Sep 3, 2015; St. Louis, MO, USA; Kansas City Chiefs head coach Andy Reid calls a play against the St. Louis Rams during the second half at the Edward Jones Dome. The Chiefs defeated the Rams 24-17. Mandatory Credit: Jeff Curry-USA TODAY Sports

Following a losing season in 2014, the Chiefs earned one of the AFC Wild Card spots in 2015; and reached the AFC Playoffs divisional round, before being eliminated by the Patriots.

The Chiefs overcame a 1-5 start — and an injury to superstar running back Jamaal Charles — to finish the year 11-5.

They could enter next season as the AFC West favorite in many eyes, depending on what happens with Denver’s quarterback situation (who as I mentioned have Mark Sanchez penciled in as their starter at the moment).

On defense, the Chiefs really performed well, finishing fifth in schedule-adjusted defensive efficiency on a per-play basis. Their pass defense ranked fourth, and their rush defense ranked eighth.

With a top-two rushing attack and a top-eight defense overall, against the pass, and against the run, it’s no wonder that the Chiefs were able to reel off nearly a dozen straight wins.

Even though well-respected and long-time NFL offensive guru Andy Reid is their head coach, make no mistake about it: the Chiefs’ ultimate success begins and ends with their defense.

The Chiefs have been pretty aggressive this offseason so far.

They’ve re-signed Pro Bowl TE Travis Kelce to a five-year deal, franchise tagged safety Eric Berry, re-signed linebackers Tamba Hali and Derrick Johnson, and signed former Browns offensive tackle Mitchell Schwartz, in what’s considered by many as one of the best moves in all of 2016 Free Agency.

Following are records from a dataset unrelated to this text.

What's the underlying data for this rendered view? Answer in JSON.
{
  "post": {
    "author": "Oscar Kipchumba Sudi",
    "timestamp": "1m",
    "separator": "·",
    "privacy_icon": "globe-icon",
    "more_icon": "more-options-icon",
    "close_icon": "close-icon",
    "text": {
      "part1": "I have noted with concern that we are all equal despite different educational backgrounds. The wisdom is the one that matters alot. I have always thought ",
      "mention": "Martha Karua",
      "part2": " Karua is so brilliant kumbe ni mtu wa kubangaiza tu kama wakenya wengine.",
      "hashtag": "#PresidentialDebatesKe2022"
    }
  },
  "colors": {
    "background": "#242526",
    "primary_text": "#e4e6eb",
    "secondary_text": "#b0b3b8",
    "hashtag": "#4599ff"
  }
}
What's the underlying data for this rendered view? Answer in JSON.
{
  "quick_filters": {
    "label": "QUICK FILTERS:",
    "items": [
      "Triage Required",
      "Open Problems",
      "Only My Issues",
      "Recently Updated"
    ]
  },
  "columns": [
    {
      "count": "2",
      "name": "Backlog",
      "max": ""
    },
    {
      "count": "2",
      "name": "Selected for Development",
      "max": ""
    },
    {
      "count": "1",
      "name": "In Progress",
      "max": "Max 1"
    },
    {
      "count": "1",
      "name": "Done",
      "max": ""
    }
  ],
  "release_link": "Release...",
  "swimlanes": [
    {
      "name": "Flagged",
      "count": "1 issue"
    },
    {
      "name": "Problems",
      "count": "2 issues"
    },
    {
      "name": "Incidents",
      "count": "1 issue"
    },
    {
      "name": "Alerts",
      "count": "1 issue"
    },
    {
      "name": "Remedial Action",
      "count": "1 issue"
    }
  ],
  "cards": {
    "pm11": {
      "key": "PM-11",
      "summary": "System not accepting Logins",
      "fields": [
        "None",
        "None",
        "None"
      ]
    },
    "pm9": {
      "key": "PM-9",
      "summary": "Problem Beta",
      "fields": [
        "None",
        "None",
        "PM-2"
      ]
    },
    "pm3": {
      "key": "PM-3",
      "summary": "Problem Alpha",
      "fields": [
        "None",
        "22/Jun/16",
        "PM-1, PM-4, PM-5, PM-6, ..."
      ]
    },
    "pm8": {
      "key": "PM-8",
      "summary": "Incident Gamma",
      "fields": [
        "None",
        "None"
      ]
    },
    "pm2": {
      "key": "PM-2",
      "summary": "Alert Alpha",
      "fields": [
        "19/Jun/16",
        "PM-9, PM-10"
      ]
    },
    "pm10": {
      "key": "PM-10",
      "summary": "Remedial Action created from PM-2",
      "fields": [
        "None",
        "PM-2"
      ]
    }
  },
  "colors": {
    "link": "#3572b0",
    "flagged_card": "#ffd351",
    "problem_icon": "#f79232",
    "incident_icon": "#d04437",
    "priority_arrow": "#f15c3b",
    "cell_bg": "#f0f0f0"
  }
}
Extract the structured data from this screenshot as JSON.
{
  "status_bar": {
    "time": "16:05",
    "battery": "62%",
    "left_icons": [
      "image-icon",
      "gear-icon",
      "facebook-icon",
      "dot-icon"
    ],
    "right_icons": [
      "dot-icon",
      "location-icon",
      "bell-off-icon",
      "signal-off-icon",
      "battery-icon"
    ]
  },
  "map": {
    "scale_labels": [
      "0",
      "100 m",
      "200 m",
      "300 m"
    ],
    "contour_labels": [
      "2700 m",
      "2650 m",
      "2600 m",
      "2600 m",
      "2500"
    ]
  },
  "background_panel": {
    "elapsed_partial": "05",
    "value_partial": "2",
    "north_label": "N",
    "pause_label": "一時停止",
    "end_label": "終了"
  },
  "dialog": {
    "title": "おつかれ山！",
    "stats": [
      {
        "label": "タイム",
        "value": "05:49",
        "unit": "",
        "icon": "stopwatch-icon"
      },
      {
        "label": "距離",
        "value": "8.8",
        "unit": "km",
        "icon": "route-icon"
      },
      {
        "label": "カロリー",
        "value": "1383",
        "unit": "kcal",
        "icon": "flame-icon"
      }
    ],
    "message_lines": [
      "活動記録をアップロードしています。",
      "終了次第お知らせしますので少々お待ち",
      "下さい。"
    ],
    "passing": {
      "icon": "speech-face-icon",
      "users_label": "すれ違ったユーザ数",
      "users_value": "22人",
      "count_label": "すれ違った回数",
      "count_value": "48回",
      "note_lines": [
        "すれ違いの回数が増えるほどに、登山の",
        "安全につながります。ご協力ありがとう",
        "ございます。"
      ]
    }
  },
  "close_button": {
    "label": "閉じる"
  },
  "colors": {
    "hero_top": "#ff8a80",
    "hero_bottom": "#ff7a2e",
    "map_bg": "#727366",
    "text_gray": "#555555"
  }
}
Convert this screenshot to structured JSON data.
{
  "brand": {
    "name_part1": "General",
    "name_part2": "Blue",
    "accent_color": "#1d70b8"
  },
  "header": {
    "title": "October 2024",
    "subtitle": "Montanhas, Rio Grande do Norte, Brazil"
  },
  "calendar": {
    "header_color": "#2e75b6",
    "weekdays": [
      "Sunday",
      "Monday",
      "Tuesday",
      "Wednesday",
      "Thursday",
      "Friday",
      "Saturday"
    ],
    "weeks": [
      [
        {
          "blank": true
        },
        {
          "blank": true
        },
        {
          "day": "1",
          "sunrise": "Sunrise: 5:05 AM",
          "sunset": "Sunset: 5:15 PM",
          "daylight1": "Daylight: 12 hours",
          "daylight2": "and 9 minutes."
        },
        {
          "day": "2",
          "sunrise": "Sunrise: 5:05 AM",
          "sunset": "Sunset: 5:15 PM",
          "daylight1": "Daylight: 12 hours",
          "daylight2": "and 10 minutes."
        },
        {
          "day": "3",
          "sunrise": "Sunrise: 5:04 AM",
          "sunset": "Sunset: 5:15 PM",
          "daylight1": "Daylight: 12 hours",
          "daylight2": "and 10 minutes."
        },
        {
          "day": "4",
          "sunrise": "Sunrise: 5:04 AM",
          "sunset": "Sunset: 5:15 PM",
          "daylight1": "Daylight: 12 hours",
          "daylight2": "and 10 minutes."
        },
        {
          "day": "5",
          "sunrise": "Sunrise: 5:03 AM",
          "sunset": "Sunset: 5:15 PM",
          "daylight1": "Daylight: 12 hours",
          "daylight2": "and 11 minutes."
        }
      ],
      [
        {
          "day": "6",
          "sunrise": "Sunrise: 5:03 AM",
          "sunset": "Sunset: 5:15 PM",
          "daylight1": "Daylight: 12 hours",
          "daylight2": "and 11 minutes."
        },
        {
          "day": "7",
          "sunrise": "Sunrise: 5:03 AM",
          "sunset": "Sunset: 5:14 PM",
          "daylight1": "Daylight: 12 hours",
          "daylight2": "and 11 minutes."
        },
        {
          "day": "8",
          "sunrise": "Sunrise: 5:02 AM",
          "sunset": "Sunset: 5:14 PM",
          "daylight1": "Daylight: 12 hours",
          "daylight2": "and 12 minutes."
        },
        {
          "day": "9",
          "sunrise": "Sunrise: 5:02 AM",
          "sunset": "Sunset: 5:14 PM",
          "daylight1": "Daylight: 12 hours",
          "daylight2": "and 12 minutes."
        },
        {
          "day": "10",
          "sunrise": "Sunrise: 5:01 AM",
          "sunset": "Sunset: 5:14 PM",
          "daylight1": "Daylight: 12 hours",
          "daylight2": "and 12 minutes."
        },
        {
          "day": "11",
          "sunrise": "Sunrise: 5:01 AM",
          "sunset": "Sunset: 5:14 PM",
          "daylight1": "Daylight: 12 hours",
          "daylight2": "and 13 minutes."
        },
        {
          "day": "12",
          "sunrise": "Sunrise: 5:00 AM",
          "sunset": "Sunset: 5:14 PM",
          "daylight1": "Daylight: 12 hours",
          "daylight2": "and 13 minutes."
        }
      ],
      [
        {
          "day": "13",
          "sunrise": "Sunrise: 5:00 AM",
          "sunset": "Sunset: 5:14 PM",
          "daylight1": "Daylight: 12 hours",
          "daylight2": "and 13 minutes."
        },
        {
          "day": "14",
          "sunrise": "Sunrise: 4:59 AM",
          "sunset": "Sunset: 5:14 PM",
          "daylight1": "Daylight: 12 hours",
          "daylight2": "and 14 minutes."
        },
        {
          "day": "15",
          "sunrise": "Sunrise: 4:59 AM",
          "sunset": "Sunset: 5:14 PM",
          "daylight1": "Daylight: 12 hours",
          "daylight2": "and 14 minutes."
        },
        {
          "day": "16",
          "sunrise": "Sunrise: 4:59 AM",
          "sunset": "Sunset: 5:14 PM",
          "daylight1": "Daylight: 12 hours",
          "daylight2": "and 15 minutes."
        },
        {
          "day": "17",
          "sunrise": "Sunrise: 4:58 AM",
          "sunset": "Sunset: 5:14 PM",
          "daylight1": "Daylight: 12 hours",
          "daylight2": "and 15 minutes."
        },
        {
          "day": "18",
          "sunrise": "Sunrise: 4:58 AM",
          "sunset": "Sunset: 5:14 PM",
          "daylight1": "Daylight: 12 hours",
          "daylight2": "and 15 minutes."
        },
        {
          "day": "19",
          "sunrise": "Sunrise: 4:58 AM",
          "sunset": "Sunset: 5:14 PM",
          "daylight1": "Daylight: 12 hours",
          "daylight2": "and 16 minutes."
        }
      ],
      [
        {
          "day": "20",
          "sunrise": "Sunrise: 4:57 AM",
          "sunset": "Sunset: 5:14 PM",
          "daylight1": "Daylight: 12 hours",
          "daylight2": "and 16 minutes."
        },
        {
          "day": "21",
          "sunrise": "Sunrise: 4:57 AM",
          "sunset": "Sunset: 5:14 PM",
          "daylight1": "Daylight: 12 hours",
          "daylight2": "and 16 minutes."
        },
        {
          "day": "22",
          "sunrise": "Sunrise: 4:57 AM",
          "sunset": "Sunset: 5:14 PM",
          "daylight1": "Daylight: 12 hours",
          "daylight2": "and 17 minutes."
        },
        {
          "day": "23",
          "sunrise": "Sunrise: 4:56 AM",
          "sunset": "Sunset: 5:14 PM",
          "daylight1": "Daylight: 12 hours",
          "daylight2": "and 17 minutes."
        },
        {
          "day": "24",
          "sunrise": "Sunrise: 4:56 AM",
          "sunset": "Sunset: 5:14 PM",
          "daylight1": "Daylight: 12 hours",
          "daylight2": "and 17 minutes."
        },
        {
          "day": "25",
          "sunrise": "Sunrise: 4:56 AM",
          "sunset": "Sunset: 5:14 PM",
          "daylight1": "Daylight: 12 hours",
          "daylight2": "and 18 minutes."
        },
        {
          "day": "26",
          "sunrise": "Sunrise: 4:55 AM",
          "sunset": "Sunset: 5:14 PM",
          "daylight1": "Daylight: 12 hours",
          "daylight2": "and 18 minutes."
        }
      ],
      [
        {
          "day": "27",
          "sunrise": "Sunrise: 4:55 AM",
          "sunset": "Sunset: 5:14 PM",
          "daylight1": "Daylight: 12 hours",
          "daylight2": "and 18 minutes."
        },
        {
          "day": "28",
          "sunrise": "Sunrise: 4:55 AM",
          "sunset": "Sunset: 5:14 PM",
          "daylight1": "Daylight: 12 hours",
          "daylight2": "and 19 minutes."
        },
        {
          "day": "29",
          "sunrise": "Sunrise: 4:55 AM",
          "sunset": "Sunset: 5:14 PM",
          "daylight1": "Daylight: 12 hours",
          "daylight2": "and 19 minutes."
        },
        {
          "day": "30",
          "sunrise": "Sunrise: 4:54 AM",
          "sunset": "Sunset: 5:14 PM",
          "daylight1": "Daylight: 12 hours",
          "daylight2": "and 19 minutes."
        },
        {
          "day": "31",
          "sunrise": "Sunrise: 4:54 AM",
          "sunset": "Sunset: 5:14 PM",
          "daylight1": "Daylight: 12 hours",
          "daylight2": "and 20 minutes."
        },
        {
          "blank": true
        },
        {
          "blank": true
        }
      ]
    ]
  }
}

They needed to do that because they have the 5th highest salary cap in the league and the 28th pick in the 2016 NFL Draft.

The biggest loss in the off-season for the Chiefs besides CB Sean Smith in Free-Agency was the news that All-Pro LB Justin Houston will likely miss the 2016 season after surgery to repair a torn ACL in February.

Houston hurt his knee in a game against Buffalo last November, and at the time it was diagnosed as a hyperextension. He missed the remainder of the regular season but returned wearing a brace for the playoffs, playing 44 snaps in a win over the Texans, but just eight in a loss to New England.

Still, this may be the toughest road game for the Saints in all of 2016; as they’ll have to travel to the iconic Arrowhead Stadium — site of one of the most distinctive home-field advantages in all of professional sports.